Thursday, January 17, 2008

Volatility spikes as panic ensues...


The only indicator not pointing to a bounce in stocks has been the volatility index VIX. At the market lows in August and November the VIX spiked to 37.50 and 31.09 as seen below indicating a panic. Today the VIX climbed over 4 to hit a high of 28.51, breaking the trend line made by the two most recent VIX highs. Volatility usually spikes at turning points and it appears we are close to one in the markets with this kind of action. The VIX could spike further up into the 30's sure, but after today's 17% gain its probably time for a relief rally. I am now in some beaten down growth stocks (WFR, SIGM, JASO and ICE) and cash, it seems to risky to stay short here.

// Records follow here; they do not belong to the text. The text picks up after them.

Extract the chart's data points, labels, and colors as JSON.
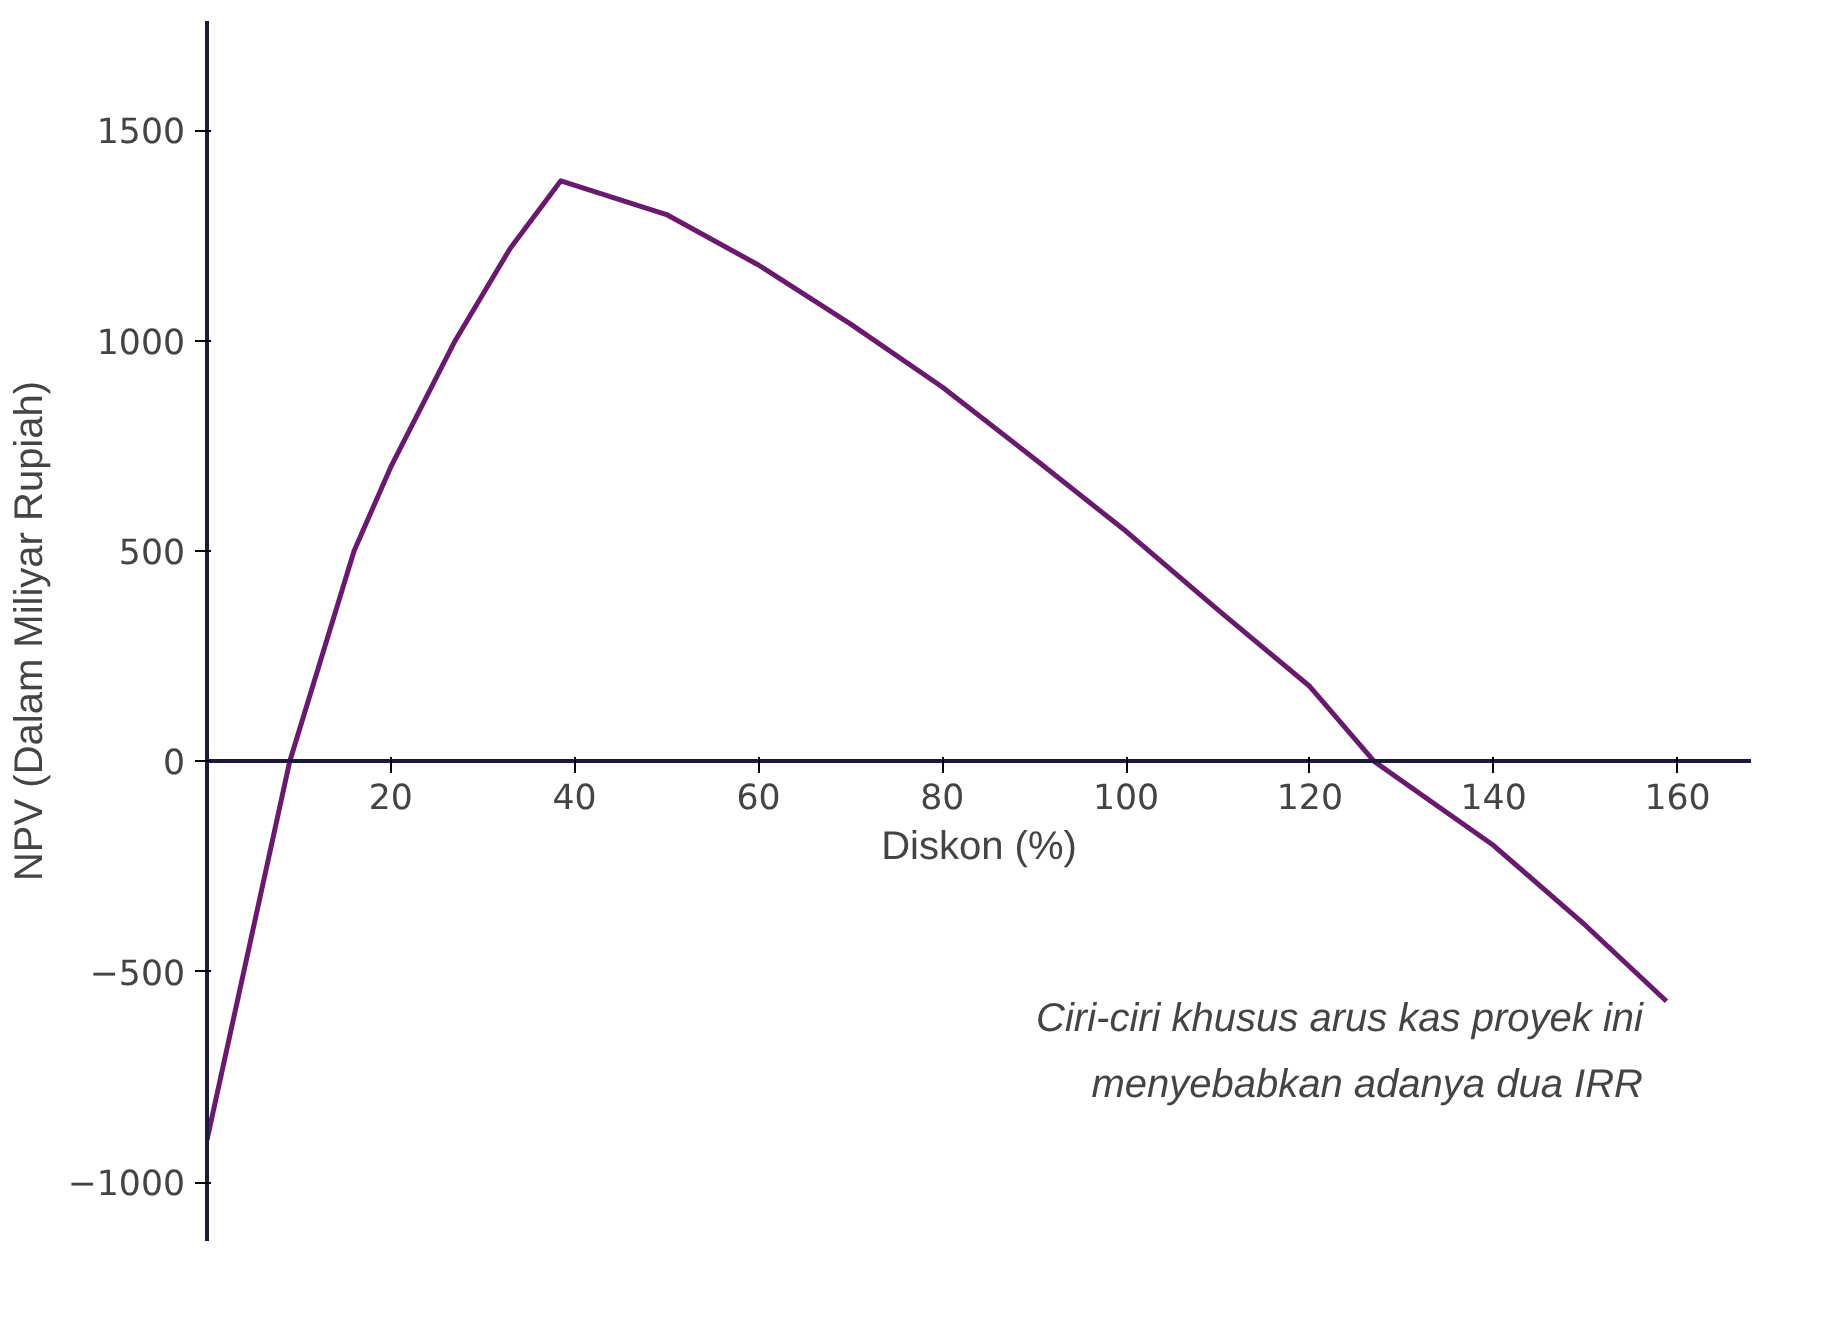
{
  "chart_data": {
    "type": "line",
    "xlabel": "Diskon (%)",
    "ylabel": "NPV (Dalam Miliyar Rupiah)",
    "x": [
      0,
      4,
      9,
      16,
      20,
      27,
      33,
      38.5,
      50,
      60,
      70,
      80,
      90,
      100,
      110,
      120,
      127,
      140,
      150,
      158.8
    ],
    "series": [
      {
        "color": "#6a1a6e",
        "values": [
          -900,
          -500,
          0,
          500,
          700,
          1000,
          1220,
          1380,
          1300,
          1180,
          1040,
          890,
          720,
          547,
          360,
          178,
          0,
          -200,
          -390,
          -570
        ]
      }
    ],
    "xlim": [
      0,
      168
    ],
    "ylim": [
      -1140,
      1760
    ],
    "xticks": [
      20,
      40,
      60,
      80,
      100,
      120,
      140,
      160
    ],
    "yticks": [
      -1000,
      -500,
      0,
      500,
      1000,
      1500
    ],
    "grid": false,
    "marker": "none",
    "line_style": "solid",
    "annotations": [
      "Ciri-ciri khusus arus kas proyek ini\nmenyebabkan adanya dua IRR"
    ]
  }
}
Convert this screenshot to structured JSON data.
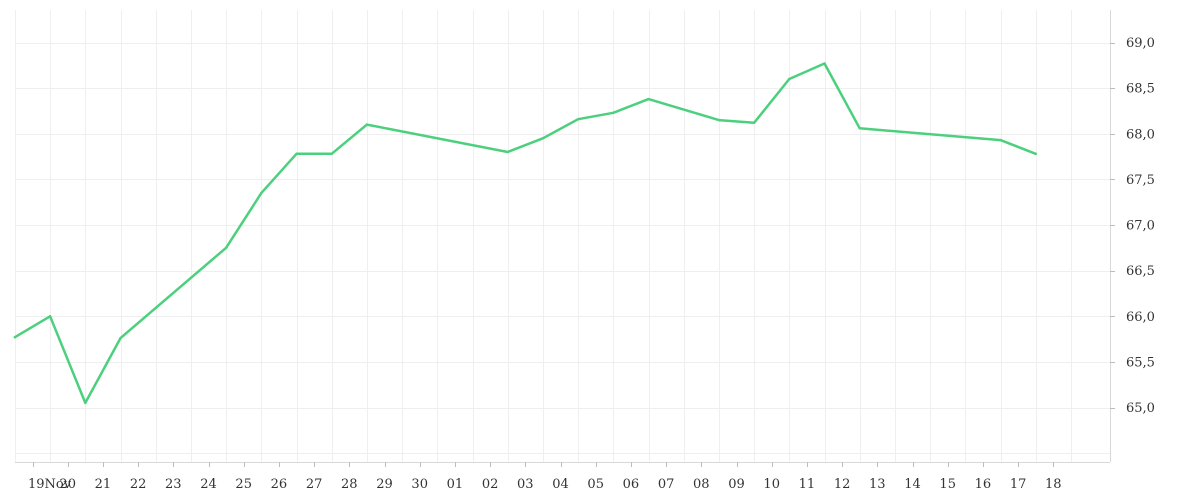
{
  "chart_data": {
    "type": "line",
    "title": "",
    "xlabel": "",
    "ylabel": "",
    "grid": true,
    "legend": "none",
    "x_tick_labels": [
      "19Nov",
      "20",
      "21",
      "22",
      "23",
      "24",
      "25",
      "26",
      "27",
      "28",
      "29",
      "30",
      "01",
      "02",
      "03",
      "04",
      "05",
      "06",
      "07",
      "08",
      "09",
      "10",
      "11",
      "12",
      "13",
      "14",
      "15",
      "16",
      "17",
      "18"
    ],
    "y_ticks": [
      65.0,
      65.5,
      66.0,
      66.5,
      67.0,
      67.5,
      68.0,
      68.5,
      69.0
    ],
    "y_tick_labels": [
      "65,0",
      "65,5",
      "66,0",
      "66,5",
      "67,0",
      "67,5",
      "68,0",
      "68,5",
      "69,0"
    ],
    "ylim": [
      64.4,
      69.3
    ],
    "series": [
      {
        "color": "#4cd07d",
        "x": [
          -0.5,
          0.5,
          1.5,
          2.5,
          5.5,
          6.5,
          7.5,
          8.5,
          9.5,
          13.5,
          14.5,
          15.5,
          16.5,
          17.5,
          19.5,
          20.5,
          21.5,
          22.5,
          23.5,
          27.5,
          28.5
        ],
        "values": [
          65.77,
          66.0,
          65.05,
          65.76,
          66.75,
          67.35,
          67.78,
          67.78,
          68.1,
          67.8,
          67.95,
          68.16,
          68.23,
          68.38,
          68.15,
          68.12,
          68.6,
          68.77,
          68.06,
          67.93,
          67.78
        ]
      }
    ]
  }
}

On a side note, I have very very perplexed by the VIX basically going flat since the start of 2008 while the market basically crashed (nasdaq is down more than 10%). This is quite unusual and seems to indicate a general complacency about the decline but there are other theories. It might be possible that as we enter a new regime for the market (bear mode) the usual indicators may fail to work like they used to. Specifically, in a bear market volatility may tend to decline with prices as they "trend." Whereas volatility might spike on sharp short covering rallies, it makes sense to me but this goes against the usual "volatility spikes at market bottoms" idea. I have also wondered how the put to call ratio has been able to steadily climb lately while volatility remained dormant. This is generally a rare event for markets and has been suggested to be a very bearish scenario.

2 comments:

pythagoruz said...

Is this a "recent comment"? cool!

SpearDriver said...

I thought I would just throw it up there, so we could mess with it this weekend.